Students from USM’S Department of Nutrition and Food Systems will provide the final nutrition education session to parents and teachers participating in the Healthy Hawkins program on March 29 .
The Healthy Hawkins program, a four-week course held every Tuesday in March, is an initiative promoted by The Office of Health.
Jodi Ryder, Health is Golden Initiative director, believes there is massive need for the program.
“We need to work better to educate our surrounding community about nutrition and fitness,” she said.
Through the Healthy Hawkins program, staff from the Health is Golden Initiative and students from the College of Health bring awareness to nutrition and fitness, and educate attendees on good nutrition and fitness choices.
Although attendance has not been close to what was originally expected, the response from those who have participated has been positive.
“I feel that they’ve received very usable knowledge,” Ryder said.
Participants learned how to eat well on a budget.
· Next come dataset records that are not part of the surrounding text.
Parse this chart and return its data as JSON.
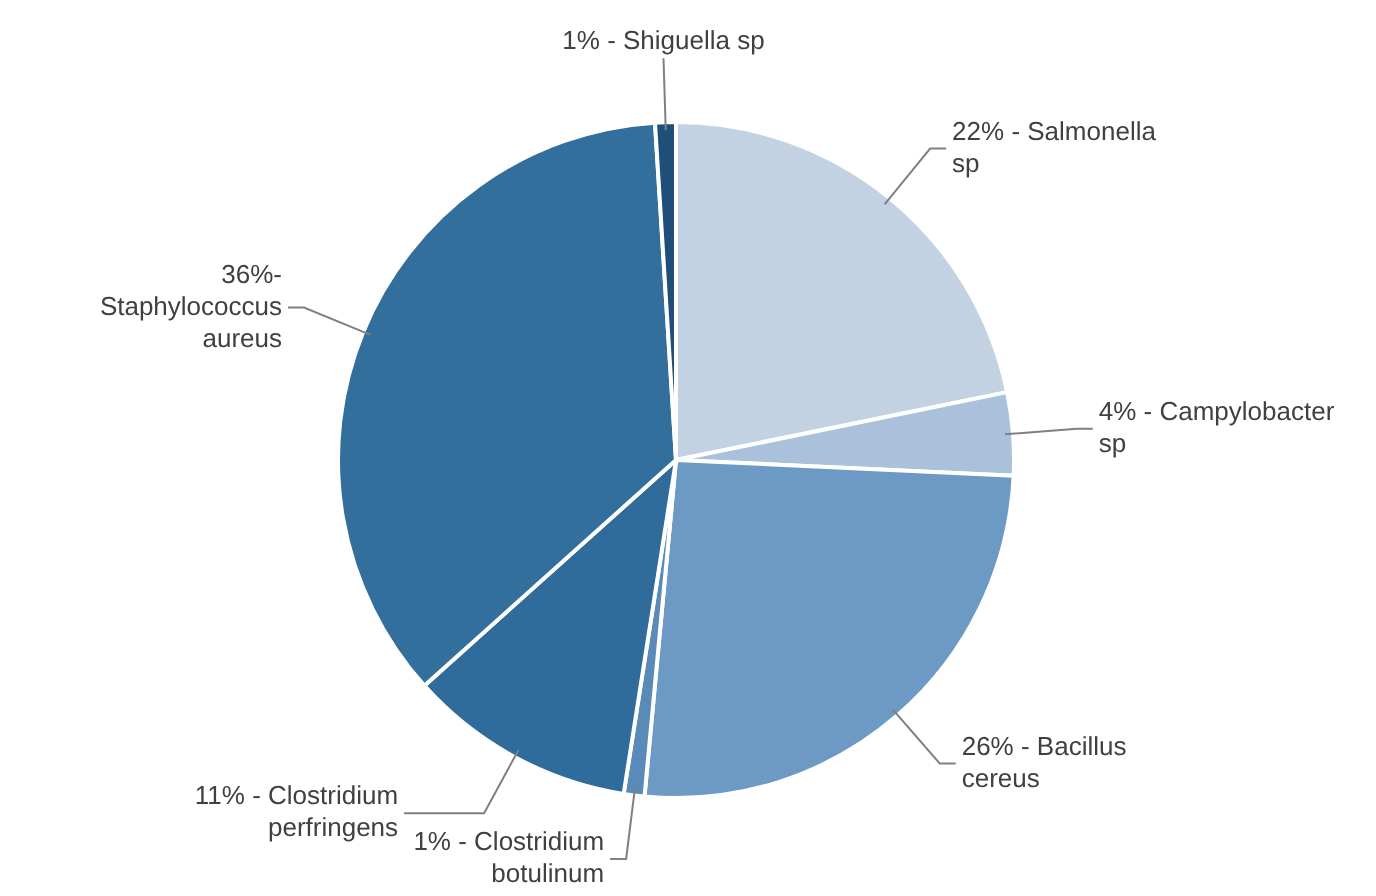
{
  "chart_data": {
    "type": "pie",
    "categories": [
      "Salmonella sp",
      "Campylobacter sp",
      "Bacillus cereus",
      "Clostridium botulinum",
      "Clostridium perfringens",
      "Staphylococcus aureus",
      "Shiguella sp"
    ],
    "values": [
      22,
      4,
      26,
      1,
      11,
      36,
      1
    ],
    "colors": [
      "#c3d2e3",
      "#a9c1da",
      "#6d9ac4",
      "#5a8bb8",
      "#2f6b9b",
      "#336f9c",
      "#1f4e79"
    ],
    "value_labels": [
      "22% -",
      "4% -",
      "26% -",
      "1% -",
      "11% -",
      "36%-",
      "1% -"
    ],
    "legend": false
  }
}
They went shopping with $10 and made healthy choices like fresh fruits and vegetables.
“It became a mini-competition,” said USM instructor LaShaundrea Crook. “They really enjoyed that.”
Although the Healthy Hawkins program will soon end, there is speculation that similar programs will be introduced in the fall.
“Right now, we’re just talking to adults, but one of the Hawkins Elementary coordinators asked if our dietetic students were interested in coming back and offering it to the students in the classroom and we think we can,” Crook said.
Mississippi is one of only six states that require physical education in every grade. Yet according to data from the President’s Council on Fitness, only one in three children are physically active every day. Additionally, only one in three adults receive the recommended amount of physical activity each week, more than 80 percent of adults do not meet the guidelines for both aerobic and muscle-strengthening activities and more than 80 percent of adolescents do not do enough aerobic physical activity to meet the guidelines for youth.
The council’s statistics regarding nutrition and obesity are just as dire: The number of fast food restaurants has more than doubled since the 1970s, and in 2008, an estimated 49.1 million people, including 16.7 million children, experienced food insecurity – or limited availability to safe and nutritionally adequate foods – multiple times throughout the year.